After all, I knew what ADHD looked like. I knew hyper kids who couldn’t sit still, did poorly at school, who acted out, these were the kids who bullied me.

I, like most of the people around me, falsely associated ADHD with disrespectful, troubled kids.

If I hadn’t, I might have been able to find better ways to organise my life at a much earlier age. I probably wouldn’t have been messing with polyphasic sleep schedules to get through high school.
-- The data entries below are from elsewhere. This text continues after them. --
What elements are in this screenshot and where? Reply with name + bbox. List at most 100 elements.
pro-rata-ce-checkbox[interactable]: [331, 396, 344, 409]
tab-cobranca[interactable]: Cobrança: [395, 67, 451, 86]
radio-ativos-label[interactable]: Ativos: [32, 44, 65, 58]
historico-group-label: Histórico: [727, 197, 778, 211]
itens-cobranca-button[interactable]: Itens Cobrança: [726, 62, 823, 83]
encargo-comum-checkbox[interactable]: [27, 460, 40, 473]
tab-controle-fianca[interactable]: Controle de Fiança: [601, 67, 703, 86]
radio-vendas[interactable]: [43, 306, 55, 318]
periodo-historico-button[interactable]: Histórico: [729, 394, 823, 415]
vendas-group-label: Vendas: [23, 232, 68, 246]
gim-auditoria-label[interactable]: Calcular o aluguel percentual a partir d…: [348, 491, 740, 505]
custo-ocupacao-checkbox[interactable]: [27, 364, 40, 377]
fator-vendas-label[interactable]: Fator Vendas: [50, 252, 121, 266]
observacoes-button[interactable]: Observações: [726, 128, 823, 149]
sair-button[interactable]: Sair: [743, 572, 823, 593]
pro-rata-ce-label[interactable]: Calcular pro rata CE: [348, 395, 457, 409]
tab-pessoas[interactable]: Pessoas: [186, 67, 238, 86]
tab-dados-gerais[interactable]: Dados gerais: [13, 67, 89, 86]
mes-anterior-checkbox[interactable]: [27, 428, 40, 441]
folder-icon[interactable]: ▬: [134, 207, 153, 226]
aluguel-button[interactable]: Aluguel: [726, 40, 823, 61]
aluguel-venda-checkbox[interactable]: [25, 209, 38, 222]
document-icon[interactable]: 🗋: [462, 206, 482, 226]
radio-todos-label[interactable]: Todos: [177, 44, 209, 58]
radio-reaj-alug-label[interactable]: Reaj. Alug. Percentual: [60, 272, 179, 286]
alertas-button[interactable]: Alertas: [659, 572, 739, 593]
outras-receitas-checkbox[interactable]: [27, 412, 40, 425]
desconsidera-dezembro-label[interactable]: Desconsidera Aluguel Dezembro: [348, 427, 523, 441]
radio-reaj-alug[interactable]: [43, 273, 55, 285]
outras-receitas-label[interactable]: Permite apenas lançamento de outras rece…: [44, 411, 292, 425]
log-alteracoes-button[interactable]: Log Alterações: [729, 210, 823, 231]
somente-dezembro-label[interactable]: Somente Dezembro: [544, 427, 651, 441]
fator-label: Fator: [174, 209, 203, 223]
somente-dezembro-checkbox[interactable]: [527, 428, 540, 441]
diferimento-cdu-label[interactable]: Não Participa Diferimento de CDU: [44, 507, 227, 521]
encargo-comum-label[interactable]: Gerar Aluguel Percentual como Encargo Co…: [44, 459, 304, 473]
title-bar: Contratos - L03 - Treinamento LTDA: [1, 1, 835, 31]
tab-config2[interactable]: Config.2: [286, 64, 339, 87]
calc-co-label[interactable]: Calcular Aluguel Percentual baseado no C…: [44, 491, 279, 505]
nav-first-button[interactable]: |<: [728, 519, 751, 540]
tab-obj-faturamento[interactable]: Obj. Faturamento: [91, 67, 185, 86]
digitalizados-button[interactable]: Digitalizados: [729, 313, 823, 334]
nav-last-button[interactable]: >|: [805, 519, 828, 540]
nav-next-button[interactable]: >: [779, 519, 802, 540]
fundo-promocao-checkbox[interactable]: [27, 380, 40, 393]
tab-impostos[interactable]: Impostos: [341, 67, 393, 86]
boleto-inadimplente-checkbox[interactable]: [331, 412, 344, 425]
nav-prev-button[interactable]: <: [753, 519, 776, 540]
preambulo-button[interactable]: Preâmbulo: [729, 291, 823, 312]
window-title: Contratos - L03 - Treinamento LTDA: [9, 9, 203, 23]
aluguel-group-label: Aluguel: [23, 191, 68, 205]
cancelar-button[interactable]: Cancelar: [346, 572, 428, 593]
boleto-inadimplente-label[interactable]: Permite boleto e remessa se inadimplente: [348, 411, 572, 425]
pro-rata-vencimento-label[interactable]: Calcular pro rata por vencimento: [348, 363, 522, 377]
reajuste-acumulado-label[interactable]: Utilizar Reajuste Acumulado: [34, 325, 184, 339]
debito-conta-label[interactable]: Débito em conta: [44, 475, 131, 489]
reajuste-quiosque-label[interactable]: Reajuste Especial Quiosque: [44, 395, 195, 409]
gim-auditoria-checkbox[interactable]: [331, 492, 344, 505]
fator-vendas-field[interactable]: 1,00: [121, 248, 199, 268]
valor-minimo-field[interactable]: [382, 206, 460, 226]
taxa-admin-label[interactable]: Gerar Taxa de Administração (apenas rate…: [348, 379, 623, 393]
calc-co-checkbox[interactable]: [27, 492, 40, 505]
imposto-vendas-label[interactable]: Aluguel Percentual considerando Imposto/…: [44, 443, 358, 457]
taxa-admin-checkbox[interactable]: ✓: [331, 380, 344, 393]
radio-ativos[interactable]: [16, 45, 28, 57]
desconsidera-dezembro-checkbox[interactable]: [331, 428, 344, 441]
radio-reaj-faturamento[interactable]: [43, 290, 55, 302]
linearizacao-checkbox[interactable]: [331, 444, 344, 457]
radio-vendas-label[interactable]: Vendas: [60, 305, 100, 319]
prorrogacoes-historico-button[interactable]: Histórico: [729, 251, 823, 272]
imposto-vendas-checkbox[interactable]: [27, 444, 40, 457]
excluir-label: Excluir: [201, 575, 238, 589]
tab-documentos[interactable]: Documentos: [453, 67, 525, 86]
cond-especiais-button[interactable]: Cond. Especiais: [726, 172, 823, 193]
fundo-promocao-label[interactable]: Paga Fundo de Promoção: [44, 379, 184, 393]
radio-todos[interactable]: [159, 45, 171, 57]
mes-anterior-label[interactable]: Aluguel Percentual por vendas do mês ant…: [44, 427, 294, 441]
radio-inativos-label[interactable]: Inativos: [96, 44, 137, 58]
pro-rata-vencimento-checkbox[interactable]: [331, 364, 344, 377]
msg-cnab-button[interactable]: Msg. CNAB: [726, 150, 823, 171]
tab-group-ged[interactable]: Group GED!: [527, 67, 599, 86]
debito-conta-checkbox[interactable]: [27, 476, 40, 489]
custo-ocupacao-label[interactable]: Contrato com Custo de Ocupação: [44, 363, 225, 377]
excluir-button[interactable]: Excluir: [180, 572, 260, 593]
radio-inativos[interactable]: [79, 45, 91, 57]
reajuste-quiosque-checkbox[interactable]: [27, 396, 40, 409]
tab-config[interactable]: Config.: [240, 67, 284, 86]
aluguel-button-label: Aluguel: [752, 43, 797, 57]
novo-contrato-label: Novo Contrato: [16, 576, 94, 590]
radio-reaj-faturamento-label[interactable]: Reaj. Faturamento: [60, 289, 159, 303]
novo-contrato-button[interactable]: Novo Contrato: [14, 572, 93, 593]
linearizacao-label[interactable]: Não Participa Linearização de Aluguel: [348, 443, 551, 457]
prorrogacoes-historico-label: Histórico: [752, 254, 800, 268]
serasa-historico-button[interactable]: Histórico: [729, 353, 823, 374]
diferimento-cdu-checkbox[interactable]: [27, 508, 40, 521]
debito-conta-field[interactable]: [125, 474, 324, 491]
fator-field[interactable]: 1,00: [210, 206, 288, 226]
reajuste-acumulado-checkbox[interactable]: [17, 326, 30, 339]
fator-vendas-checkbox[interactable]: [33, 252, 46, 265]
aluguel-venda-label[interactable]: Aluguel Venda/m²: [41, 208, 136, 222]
By no means do I blame myself for these assumptions. Attention deficit is not something that the majority of people are well informed on. The stigma surrounding the condition is thick.

To muddy matters further, I grew up in one of those typically misinformed, ‘big-pharma is the root of all evil and want to numb everyone’s personalities with poisonous drugs,’ households.

While I’d separated myself from those views on an intellectual level, I certainly hadn’t done so emotionally.

I didn’t realise it until later on, but I had a hardwired distrust of psychoactive medication, as well as anyone involved in the production, distribution, or advocacy for it.

Still, the thorn continued to ache and I needed to pick it out. So I started reading.

I vividly remember going through a grief cycle the first time I read a symptoms list.

I cried sitting at my computer.

I always just thought that either this was something everyone experienced, or I just wasn’t smart, or organised, or dedicated enough.

This turned out not to be true, and my first response was shame.

The more I read, the more certain I became, until I booked an appointment with my GP.

A year or two down the line, I feel incredible. I’ve managed to put systems in place to maximise the blessings of my ADHD, while avoiding my distractive triggers and shitty impulsive cycles.

Becoming aware of my ADHD allowed me to take control of it.

I’ve lost more than 10 kilograms. I’ve been more productive than I’ve ever been. I’m starting things, and finishing them. I’m reading – something I hadn’t been able to do consistently since my early teenage years. I get up at ungodly hours of the morning, often to exercise (what?).

I have many content creators to thank for helping me to reframe the way I think about ADHD, and I’d love to share just a couple.

The first, and most motivating, voice I encountered in this space was Peter Shankman. Peter is the author of Faster Than Normal: Turbocharge Your Focus, Productivity, and Success with the Secrets of the ADHD Brain. Which is full of Dad jokes, but is a really accessible read which I recommend highly.

This book convinced me that ADHD was a blessing, not a curse.

His podcast, also called Faster Than Normal, is great place to start if you want to know more about what ADHD looks/sounds/feels like from professionals in the field, or successful people who manage their ADHD in interesting ways.

My favourite episode is this one, where he interviews Seth Godin (the inspiration for this blog) about his own ADD.

Seth brings up the famous Hunter vs Farmer analogy, which is popular in marketing circles, but also perfectly describes the difference in natural intensity and focus between ADHD and non ADHD folks. You can read Seth’s thoughts on this in his blog post, Hunters and Farmers.